“Here today, gone tomorrow” is a phrase we bandy about frequently in our society. It applies to little things like the camera we had planned to buy last night- in the store three weeks ago, but now “discontinued” and gone. It applies to those folded papers in our wallet, especially as we drive away from the gas pump. We even use the term to describe how we sometimes feel about our children as they grow up far too quickly.
However, it is heartbreaking to have to apply the term to a community. The Bible warns us that our time on earth is limited, but we seldom take heed. And though the possibility of death and destruction is always in the back of our mind, we usually imagine it happening “somewhere else”…until it doesn’t, until it happens in our own back yard.
Gary and I watched as the storm front tracking across the graphic on our television became a reality and we could track it out our front window. Though at one point our little hill was actually basked in bright sunlight, the northern horizon was completely black and ominous. We lived four miles north of Caddo for thirteen years- we could visualize the path of destruction. And then it became a reality on the news. Death. Injuries. Homes gone. The school destroyed. Tushka- there the day before. Gone now…

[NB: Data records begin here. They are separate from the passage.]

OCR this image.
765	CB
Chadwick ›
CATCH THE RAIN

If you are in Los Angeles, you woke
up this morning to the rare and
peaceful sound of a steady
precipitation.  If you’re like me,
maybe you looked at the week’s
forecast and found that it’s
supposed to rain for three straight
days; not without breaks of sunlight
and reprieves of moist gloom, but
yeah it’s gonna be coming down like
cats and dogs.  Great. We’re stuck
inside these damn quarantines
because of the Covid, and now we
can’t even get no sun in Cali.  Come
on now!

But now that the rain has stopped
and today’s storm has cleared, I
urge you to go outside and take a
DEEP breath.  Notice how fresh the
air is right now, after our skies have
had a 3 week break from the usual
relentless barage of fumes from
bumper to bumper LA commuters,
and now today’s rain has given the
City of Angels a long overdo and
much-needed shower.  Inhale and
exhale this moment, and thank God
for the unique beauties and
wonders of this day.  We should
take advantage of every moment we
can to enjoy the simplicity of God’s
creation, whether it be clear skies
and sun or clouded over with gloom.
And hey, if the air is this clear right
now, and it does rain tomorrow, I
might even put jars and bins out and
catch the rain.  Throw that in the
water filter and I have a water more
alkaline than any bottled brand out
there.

It will take tremendous courage and faith for many families to go forward from here, especially those who have lost loved ones. The pains of last night will not soon be forgotten. I hope you will join me in praying for those who are hurt and grieving.

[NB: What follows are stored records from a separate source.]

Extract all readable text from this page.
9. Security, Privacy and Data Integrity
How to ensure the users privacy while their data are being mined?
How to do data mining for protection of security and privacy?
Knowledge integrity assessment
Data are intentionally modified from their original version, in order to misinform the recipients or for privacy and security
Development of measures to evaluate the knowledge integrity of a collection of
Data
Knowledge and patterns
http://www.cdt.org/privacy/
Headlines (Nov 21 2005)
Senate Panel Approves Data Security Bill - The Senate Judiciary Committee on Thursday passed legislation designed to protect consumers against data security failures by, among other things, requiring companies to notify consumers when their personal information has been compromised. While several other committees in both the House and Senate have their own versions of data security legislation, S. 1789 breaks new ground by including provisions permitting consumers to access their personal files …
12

For those with property damages who are in need of hope and strength during the coming weeks I encourage you to look to our region’s past. Many of our communities have been damaged and destroyed in the past by storms, fires, and floods. The people of the area, along with friends and family from throughout the country, have joined together to repair, rebuild, and restore. My faith tells me that the good people of Atoka and Bryan counties will work together to help their neighbors once again.